The samples having output value = 1 are to the left, while the samples having output value = 0 are to the right.
On hovering over the plot, we get the values of different features for that sample of data.
Features pushing the prediction higher are shown in red, and those pushing the prediction lower are in blue.
SHAP dependence plots show the effect of a single feature across the whole dataset.
They plot a feature's value vs. the SHAP value of that feature across many samples.
The vertical dispersion of SHAP values at a single feature value is driven by interaction effects, and another feature is chosen for coloring to highlight possible interactions.
# Create a SHAP dependence plot to show the effect of a single feature across the whole dataset
shap.dependence_plot('odor', shap_values_1, df)
# To get the key value pairing for each column before and after Label Encoding of the dataset. Use the code below.
# Getting the index of stalk-root column.
list(df.columns).index('stalk-root')
10
# Printing the values after Label Encoding with the original values of stalk-root.
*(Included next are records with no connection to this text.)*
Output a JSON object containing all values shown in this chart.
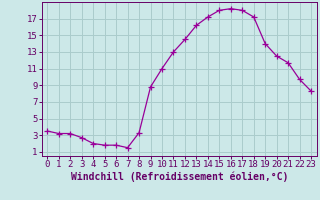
{
  "x": [
    0,
    1,
    2,
    3,
    4,
    5,
    6,
    7,
    8,
    9,
    10,
    11,
    12,
    13,
    14,
    15,
    16,
    17,
    18,
    19,
    20,
    21,
    22,
    23
  ],
  "y": [
    3.5,
    3.2,
    3.2,
    2.7,
    2.0,
    1.8,
    1.8,
    1.5,
    3.3,
    8.8,
    11.0,
    13.0,
    14.5,
    16.2,
    17.2,
    18.0,
    18.2,
    18.0,
    17.2,
    14.0,
    12.5,
    11.7,
    9.7,
    8.3
  ],
  "line_color": "#990099",
  "marker": "+",
  "marker_size": 4,
  "bg_color": "#cce8e8",
  "grid_color": "#aacccc",
  "xlabel": "Windchill (Refroidissement éolien,°C)",
  "xlabel_color": "#660066",
  "xlabel_fontsize": 7,
  "tick_color": "#660066",
  "tick_fontsize": 6.5,
  "yticks": [
    1,
    3,
    5,
    7,
    9,
    11,
    13,
    15,
    17
  ],
  "ylim": [
    0.5,
    19.0
  ],
  "xlim": [
    -0.5,
    23.5
  ],
  "xtick_labels": [
    "0",
    "1",
    "2",
    "3",
    "4",
    "5",
    "6",
    "7",
    "8",
    "9",
    "10",
    "11",
    "12",
    "13",
    "14",
    "15",
    "16",
    "17",
    "18",
    "19",
    "20",
    "21",
    "22",
    "23"
  ]
}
for k, v in enumerate(categorical_names[10]):
print(k, v)
0 bulbous 1 club 2 equal 3 missing 4 rooted
list(df.columns).index('odor')
4
for k, v in enumerate(categorical_names[4]):
print(k, v)
0 almond 1 anise 2 creosote 3 fishy 4 foul 5 musty 6 none 7 pungent 8 spicy
for name in df.columns:
shap.dependence_plot(name, np.array(shap_values)[1, :, :], df)
To get an overview of which features are most important for a model we can plot the SHAP values of every feature for every sample.
We use a density scatter plot of SHAP values for each feature to identify how much impact each feature has on the model output for individuals in the validation dataset.
Features are sorted by the sum of the SHAP value magnitudes across all samples.
Note that when the scatter points don't fit on a line they pile up to show density, and the color of each point represents the feature value of that individual.
# Summarize the effects of all the features
shap.summary_plot(shap_values_1, df)
The plot above sorts features by the sum of SHAP value magnitudes over all samples, and uses SHAP values to show the distribution of the impacts each feature has on the model output.
The color represents the feature value (red high, blue low).
This reveals for example that for spore-print-color having values "green" and "orange"; and odor having values "foul" and "pungent" the probability of mushroom being poisonous is higher.
list(df.columns).index('spore-print-color')
19
for k, v in enumerate(categorical_names[19]):
print(k, v)
0 black 1 brown 2 buff 3 chocolate 4 green 5 orange 6 purple 7 white 8 yellow
shap.summary_plot(shap_values_1, df_display, plot_type="bar")
Here we can see that the spore-print-color column has the highest feature importance followed by odor column.
This implies that the spore print color and odor of the mushroom are the key indicators in identifying whether a mushroom is edible or poisonous.